L'habileté du cinéaste, c'est d'avoir su, autour de ces répliques, créer un monde. Cabossé. Excentrique. Peuplé de silhouettes magnifiques : ce peintre (Bruno Solo), de plus en plus hagard à force d'alterner la bière et le blanc. Ou cet irrésistible croque-mort (Laurent Gamelon) versant, en fin de ­journée, dans une démesure digne de W.C. Fields. L'irréalisme frôle, alors, le surréalisme. Quand un chauffeur de taxi massif, flanqué d'un chien minuscule, se voit répondre par la fille qu'il drague qu'elle aimerait avoir de grands pieds parce qu'elle aime les chaussures, on est en plein dada. Et lorsque la patronne, comme saisie de nostalgie, se met à danser face à un vieux client qui titube, ivre d'alcool et de chagrin, on est dans l'émotion pure. Une émotion émotionnante qui se moque d'être légèrement ridicule.

 

Peu à peu naît l'inquiétude. La nuit est là, le cimetière devient tout proche. Tous les clients, qu'ils soient affreux, sales et méchants ou gentils, purs et ­esseulés, se rapprochent ; ils ne veulent pas quitter ce lieu qui les tue et les sauve... C'est pas simple de boire. C'est pas simple de vivre non plus. Féroce et tendre, le film défend une notion surannée et essentielle : la solidarité.

  

Télérama / Par Pierre Murat

D'Hara Kiri au grand écran

Les Brèves de comptoir sont à l'origine des anecdotes recueillies aux comptoirs de cafés et bistrots français par Jean-Marie Gourio, ancien journaliste chez Hara Kiri qui les publiaient dans les colonnes du journal satirique. Elles ont ensuite été éditées sous forme de recueils à partir de 1988, puis adaptées par Jean-Michel Ribes à la télévision dans la série Palace (1988), au théâtre en 1994 et 1999 et portées aujourd'hui au cinéma par ce dernier.

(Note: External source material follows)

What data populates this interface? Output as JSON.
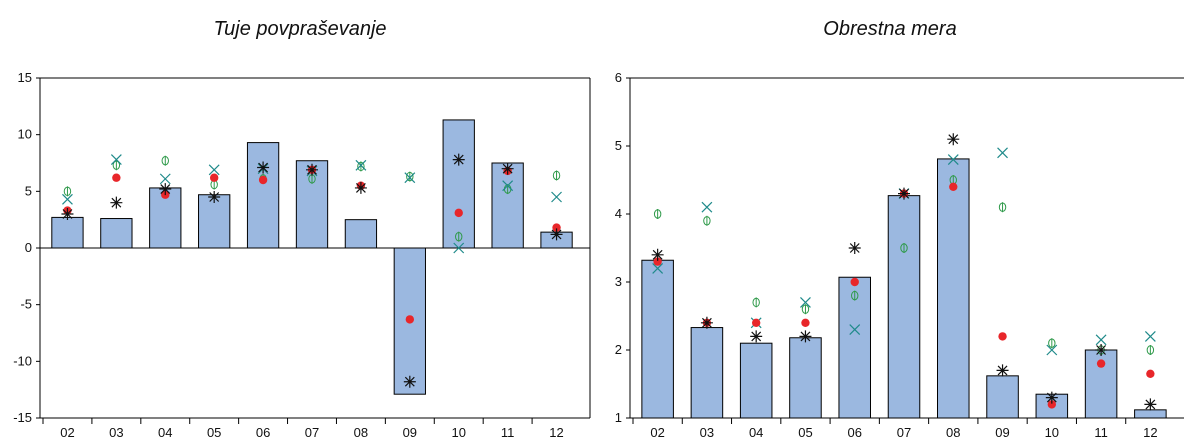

Rencontre avec Jean-Michel Ribes et Jean-Marie Gourio, les deux porteurs du projet, et deux des comédiennes, Valérie Mairesse et Chantal Neuwirth...

Le secret de Gourio

Où Jean-Marie Gourio recueille-t-il ses brèves? Sur quels critères les sélectionne-t-il? Qui en sont les véritables auteurs? Autant d'interrogations qui étaient jusqu'alors restées sans réponses. L'auteur et scénariste nous révèle son secret : « Chaque jour, et aujourd’hui encore, je m’installe au bout d’un zinc. (…) Debout. Les meilleures viennent de gens qui passent leur temps dehors, et viennent se réchauffer. Pour eux – postiers, agents des pompes funèbres, égoutiers, garagistes, ouvriers du bâtiment, éboueurs, chômeurs… – le bistrot est un havre où il fait bon discuter. (…) J’ai mes habitudes dans plusieurs bistrots, selon les horaires et les jours de la semaine. Je commande ma bière, j’attends, j’écoute. De ma place, je vois tout sans être repéré, j’entends plusieurs conversations en même temps. Il faut saisir les brèves et les noter immédiatement, sinon on en perd la formulation qui en fait le sel. Il faut que ça soit volé aussi, buissonnier pour que ça soit joli. (...) Sur tout ce que j’entends quotidiennement, j’en sélectionne environ 3000 par an qui sont des perles…»

Tournage parisien

Fidèle à l'ambiance des bistrots populaires où Jean-Michel Gourio glanait ses brèves, Jean-Michel Ribes a posé ses caméras en France, notamment à Paris et en région parisienne. Le tournage s'est déroulé du 13 septembre au 31 octobre 2013.